Question 1) Why does other routing protocols does not produce similar information

Question 2) What is the difference between a route redistributed and a route advertised


Thanks for your help
Stéphane

3 Replies 3

vmiller
Level 7
Level 7

In answer to your first question I would suggest that since Cisco developed EIGRP they could

pretty much determine all the details of what to display in messages. All the other IGPs (OSPF, RIP...)

are more standards driven.

As to the second question, a redistributed route is a route delivered from another routing process and placed in the local

process. That external process (for lack of a better word) could be static, connected BGP or another IGP. The determining factor

is that the redistributed route is not one that the local process would discover except by means of redistributon.
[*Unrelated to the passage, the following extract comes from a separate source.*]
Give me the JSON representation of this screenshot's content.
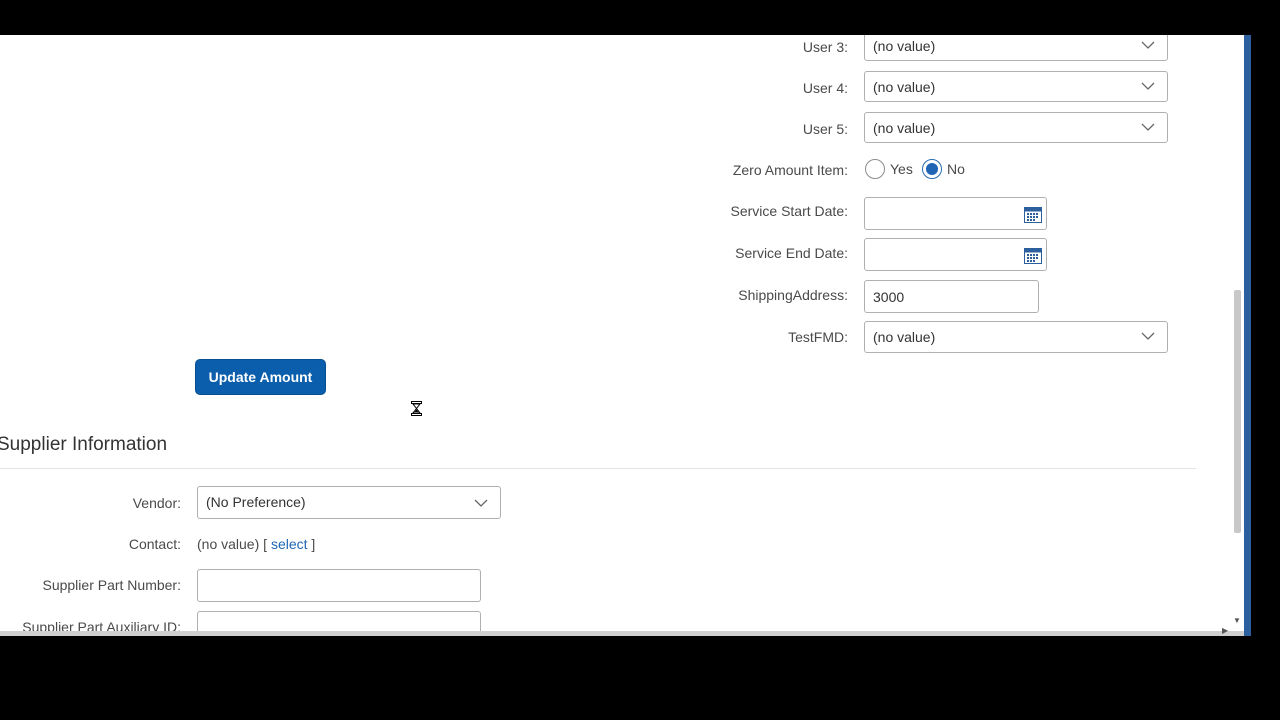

An advertised route is simply one that the local process is advertising as reachable in one way or another. It could be a redistributed route

from another AS.

Hi,

Thanks for your help

Would you include in your definition that redistributing a route can also include a route from the same process.

From the same example:

R3#show ip route 1.1.1.1

Routing entry for 1.1.1.1/32

Known via "eigrp 1", distance 170, metric 2560025856, type external

Redistributing via eigrp 1

The route seems to be known from eigrp 1 and also redistribute via eigrp 1. Base on the following and as per your saying

R2#show ip route 3.3.3.3

Routing entry for 3.0.0.0/8

Known via "eigrp 1", distance 90, metric 409600, type internal

Redistributing via eigrp 1, ospf 101

Advertised by ospf 101 subnets

Redistributing via eigrp 1, ospf 101 would means that the route is announced and eigrp 1 in ospf 101 while advertised by OSPF 101 subnets might indicate that the EIGRP route is redistributed by OSPF.

Thanks again for your help

Stephane

In this case, i think that we have a semantics issue

your first example is an external route. note the distance value and the note the type.

the second one appears as an internal route to the eigrp process, and is being redistributed to ospf.

the use of the term redistributed via eigrp may be a bit muddy, distribute might be a better term in this case.

The trick is to check the admin distance that is the better indicator in eigrp of where the route came from.